Another problem of concern is the potential growth of tin whiskers in lead-free solders.  Tin whiskers are single-crystal growths that follow a spiral pattern above the tin surface and may achieve a length of 0.35 inch (9.0mm) and carry up to 100mA. Pure tin readily produces tin whiskers which can cause shorts; so do some alloys of tin - but not alloys of tin and lead.  Unfortunately, there is no good test that will reveal the potential for tin whiskers.  The higher power level signals of the past would simply burn away the whiskers with little effect on the circuit function; however today’s finer pitch and smaller power levels are susceptible to serious disruptions or catastrophic failures from tin whiskers. Their existence is suggested by electrical anomalies, but proven only by physically sectioning the part.  One potential solution is to plate leads with palladium, but this treatment makes rework or repair of a board extremely difficult because the heat needed to remove the palladium is likely to damage the board and nearby components.

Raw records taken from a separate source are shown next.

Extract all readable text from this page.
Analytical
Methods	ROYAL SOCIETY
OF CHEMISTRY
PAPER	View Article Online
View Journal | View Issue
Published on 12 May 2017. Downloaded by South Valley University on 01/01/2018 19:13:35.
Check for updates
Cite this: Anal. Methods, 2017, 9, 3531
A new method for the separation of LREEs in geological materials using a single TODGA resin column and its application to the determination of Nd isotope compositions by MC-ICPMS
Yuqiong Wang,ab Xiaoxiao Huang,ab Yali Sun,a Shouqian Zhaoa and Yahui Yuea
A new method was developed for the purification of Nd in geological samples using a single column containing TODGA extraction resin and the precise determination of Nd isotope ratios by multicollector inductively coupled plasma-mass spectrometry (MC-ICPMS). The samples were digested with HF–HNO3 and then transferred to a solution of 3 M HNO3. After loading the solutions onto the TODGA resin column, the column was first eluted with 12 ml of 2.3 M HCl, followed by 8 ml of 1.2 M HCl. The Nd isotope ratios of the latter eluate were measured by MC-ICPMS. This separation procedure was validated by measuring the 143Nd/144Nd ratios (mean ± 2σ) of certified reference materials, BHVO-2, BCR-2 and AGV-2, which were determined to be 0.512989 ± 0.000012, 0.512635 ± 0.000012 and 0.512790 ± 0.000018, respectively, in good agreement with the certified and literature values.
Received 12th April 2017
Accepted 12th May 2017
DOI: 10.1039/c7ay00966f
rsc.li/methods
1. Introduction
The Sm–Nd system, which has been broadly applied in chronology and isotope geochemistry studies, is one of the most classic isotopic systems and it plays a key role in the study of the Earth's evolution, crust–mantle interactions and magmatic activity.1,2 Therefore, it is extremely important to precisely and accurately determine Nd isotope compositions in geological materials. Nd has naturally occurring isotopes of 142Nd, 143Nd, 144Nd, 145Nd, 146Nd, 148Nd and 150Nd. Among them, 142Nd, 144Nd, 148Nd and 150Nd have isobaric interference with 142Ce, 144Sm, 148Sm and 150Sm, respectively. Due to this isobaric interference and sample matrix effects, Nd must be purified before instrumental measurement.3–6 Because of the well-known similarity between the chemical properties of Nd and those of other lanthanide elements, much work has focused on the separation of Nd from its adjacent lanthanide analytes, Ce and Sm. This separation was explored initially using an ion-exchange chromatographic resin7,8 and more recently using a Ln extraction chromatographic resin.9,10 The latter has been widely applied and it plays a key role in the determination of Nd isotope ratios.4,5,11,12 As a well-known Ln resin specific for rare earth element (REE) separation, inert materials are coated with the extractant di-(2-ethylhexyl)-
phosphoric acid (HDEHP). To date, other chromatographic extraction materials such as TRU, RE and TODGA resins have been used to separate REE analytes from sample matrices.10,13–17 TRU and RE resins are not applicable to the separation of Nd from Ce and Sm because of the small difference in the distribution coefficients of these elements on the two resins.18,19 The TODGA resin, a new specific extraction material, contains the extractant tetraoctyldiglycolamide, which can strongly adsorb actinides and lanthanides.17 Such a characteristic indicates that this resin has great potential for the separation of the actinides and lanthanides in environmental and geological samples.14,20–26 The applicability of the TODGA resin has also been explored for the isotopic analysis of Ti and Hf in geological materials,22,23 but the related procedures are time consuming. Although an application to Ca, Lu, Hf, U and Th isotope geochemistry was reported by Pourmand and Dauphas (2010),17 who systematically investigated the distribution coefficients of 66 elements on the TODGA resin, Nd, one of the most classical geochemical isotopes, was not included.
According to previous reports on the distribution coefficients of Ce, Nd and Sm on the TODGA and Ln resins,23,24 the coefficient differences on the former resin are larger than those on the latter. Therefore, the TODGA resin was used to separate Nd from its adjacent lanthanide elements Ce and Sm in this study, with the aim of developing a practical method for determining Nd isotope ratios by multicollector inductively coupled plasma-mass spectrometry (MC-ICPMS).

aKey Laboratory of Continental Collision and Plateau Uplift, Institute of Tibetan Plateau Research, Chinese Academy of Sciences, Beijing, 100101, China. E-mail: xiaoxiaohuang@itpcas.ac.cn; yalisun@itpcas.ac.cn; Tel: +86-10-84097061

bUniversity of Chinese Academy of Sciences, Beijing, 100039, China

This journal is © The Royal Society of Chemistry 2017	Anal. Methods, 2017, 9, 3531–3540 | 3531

Recycling -The less than 0.5 % of total lead waste ending up in landfills from expended electronic consumer products can be reduced even further through re-cycling of expended product – e.g. re-claiming up to 75% of the solder from the dross. Lead-free product disposal will also require improvement in recycling as landfill leaching of these other compositions will also violate EPA and many municipal regulations.

Conductive adhesives - Polymer solder processes are a potentially viable metallurgical solder replacement; and, these adhesives have an advantage over metallurgical bonding as, they provide strong, durable, electrically and thermally conductive bonds in many non-metallic substrate applications, e.g. ceramics, glass, laminates and molded plastics.

Interconnect reduction - Today’s high density packaging requirements promote designs that use MCMs, CSP, and multi-layered substrates that significantly reduce the total number of interconnects, also reducing the amount of solder in end item products.

U.S. legislation of 1990 banning lead in many other products did not include electronic solder. Present legislation in congress to ban all potentially toxic materials by 2008 is meeting strong opposition by the AEA & EIA1  as there is no scientific finding justifying the ban or indicating a safe environmental impact by replacement materials. Initial European efforts to ban lead from electronic solder have now been scaled down to extend their timetable to 2009, and in some cases, to 2020. Some European countries (i.e. Germany), instead of an all out ban, are imposing recycling measures for discarded equipment. Japan has been the leading proponent of lead free solder, particularly in some of their smaller products (e.g., Panasonic’s portable MiniDisc); however, even their all-out ban timetable extends to 2015.  Probably, lead free interconnects will eventually prevail – the final chapter as to how when and when is yet to come.

1 The American Electronics Association (AEA) and the Electronic Industries Alliance (EIA) has informed Vice President Al Gore regarding their concerns with pending legislation.